Ogden has earned two doctoral degrees, one in philosophy and one in education.
Ogden said his ability to reach out to people and cultures has been developed over a lengthy career that has taken him to a variety of different settings, not only as an educator but as a coach as well. He has been exposed to and worked with a number of different international cultures as he has taught in the countries of Botswana, Bahrain, Malaysia and Jamaica. He still serves as a member of the Board of Directors for the Caribbean School of Sport Sciences.
Dr. Ogden is an Eagle Scout and is a member of the National Eagle Scout Association.
During his years in Demopolis, he has served on the Demopolis Historical Preservation Commission, as chair of the grants committee for the Demopolis City Schools Foundation, and as founding director for the Alabama Southern Community College Campus in the Demopolis Higher Education Center. In 2007, Ogden was named “Rotarian of the Year” by the Rotary Club of Demopolis
“My wife, Elizabeth, and I believe in the reality and the promise of Demopolis. This was the driving reason we chose to come back to Demopolis with our five young children when I retired in 2010,” he said.

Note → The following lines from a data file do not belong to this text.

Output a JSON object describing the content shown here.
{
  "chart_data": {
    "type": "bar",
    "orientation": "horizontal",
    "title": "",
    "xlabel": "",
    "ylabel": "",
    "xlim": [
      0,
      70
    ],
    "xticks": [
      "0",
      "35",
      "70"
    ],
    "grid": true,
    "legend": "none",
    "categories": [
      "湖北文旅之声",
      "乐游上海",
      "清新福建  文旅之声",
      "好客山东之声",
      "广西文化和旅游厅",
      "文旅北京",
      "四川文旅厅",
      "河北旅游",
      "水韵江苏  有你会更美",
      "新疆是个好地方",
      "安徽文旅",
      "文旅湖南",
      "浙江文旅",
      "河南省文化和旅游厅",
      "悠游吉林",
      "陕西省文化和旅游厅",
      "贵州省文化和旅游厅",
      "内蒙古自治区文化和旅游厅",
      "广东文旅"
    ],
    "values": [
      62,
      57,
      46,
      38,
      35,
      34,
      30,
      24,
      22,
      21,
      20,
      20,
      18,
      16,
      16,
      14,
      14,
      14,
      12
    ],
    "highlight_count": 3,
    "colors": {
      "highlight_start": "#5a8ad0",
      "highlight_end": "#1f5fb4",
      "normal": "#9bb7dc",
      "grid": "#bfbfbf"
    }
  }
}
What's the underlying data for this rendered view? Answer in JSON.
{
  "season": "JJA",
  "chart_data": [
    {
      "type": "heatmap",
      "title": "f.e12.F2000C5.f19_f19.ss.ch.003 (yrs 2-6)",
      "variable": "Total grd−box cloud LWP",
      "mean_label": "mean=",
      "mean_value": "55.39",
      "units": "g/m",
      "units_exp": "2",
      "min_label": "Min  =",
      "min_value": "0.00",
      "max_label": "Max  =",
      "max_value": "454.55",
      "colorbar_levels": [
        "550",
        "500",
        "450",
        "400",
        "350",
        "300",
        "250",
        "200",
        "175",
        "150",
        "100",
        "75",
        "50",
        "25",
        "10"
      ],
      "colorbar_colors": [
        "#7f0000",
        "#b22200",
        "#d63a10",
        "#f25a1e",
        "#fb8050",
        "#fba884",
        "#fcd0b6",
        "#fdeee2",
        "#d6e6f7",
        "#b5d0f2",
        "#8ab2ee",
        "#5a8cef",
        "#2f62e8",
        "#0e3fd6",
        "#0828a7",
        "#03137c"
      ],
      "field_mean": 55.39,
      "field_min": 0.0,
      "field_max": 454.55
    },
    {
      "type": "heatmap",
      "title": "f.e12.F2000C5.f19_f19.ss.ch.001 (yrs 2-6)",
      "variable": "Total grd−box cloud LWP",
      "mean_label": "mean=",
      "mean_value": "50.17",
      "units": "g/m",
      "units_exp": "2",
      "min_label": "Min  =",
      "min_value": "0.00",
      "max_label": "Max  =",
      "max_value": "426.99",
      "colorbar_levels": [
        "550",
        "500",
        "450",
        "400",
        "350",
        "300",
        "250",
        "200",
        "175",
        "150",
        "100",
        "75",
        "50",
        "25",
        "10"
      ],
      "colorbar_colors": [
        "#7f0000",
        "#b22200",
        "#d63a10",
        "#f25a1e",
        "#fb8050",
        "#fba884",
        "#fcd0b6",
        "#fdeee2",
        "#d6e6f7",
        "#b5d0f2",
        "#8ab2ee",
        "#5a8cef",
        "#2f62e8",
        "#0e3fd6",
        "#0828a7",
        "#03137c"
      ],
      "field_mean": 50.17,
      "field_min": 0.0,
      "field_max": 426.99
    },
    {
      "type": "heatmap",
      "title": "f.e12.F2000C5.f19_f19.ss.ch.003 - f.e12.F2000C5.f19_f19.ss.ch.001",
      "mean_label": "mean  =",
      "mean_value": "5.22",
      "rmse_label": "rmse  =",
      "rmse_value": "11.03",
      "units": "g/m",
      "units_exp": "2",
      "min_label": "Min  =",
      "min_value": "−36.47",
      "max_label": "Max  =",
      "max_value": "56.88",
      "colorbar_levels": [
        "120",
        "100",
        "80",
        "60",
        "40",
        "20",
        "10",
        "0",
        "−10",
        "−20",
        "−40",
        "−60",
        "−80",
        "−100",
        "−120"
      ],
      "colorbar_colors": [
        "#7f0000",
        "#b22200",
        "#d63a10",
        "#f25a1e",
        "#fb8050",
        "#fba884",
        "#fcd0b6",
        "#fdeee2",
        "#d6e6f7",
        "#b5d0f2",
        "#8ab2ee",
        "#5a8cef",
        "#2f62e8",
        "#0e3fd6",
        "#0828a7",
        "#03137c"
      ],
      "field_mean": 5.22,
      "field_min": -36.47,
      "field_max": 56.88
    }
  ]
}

“The central issues facing Demopolis are not new issues,” he continued. “We all know that in order for Demopolis to grow we need an economic rejuvenation. That rejuvenation cannot become reality by dealing with our long-standing challenges in the same ways that may have worked 20 or more years ago.”
It is going to take a new and different view of how Demopolis has arrived where it is, according to Ogden. “We all know that we have worked hard and have even worked harder. I believe it is time that we work smarter … smarter in approach, smarter in perspective, smarter in attitude,” he said.
This includes enhancing the rich tradition of the arts in Demopolis in addition to “extending active support of our excellent educational system,” said Dr. Ogden.
“The beauty of the ‘City of the People’ is ‘‘the People’ themselves who deserve a mayor who serves by listening, serves by being accessible, and who serves by providing active leadership,” he said.
Ogden sums up his view of Demopolis and its future as positive since his goal will be to help Demopolis become “not only the City of the People, but the City by the People and the City for the People.”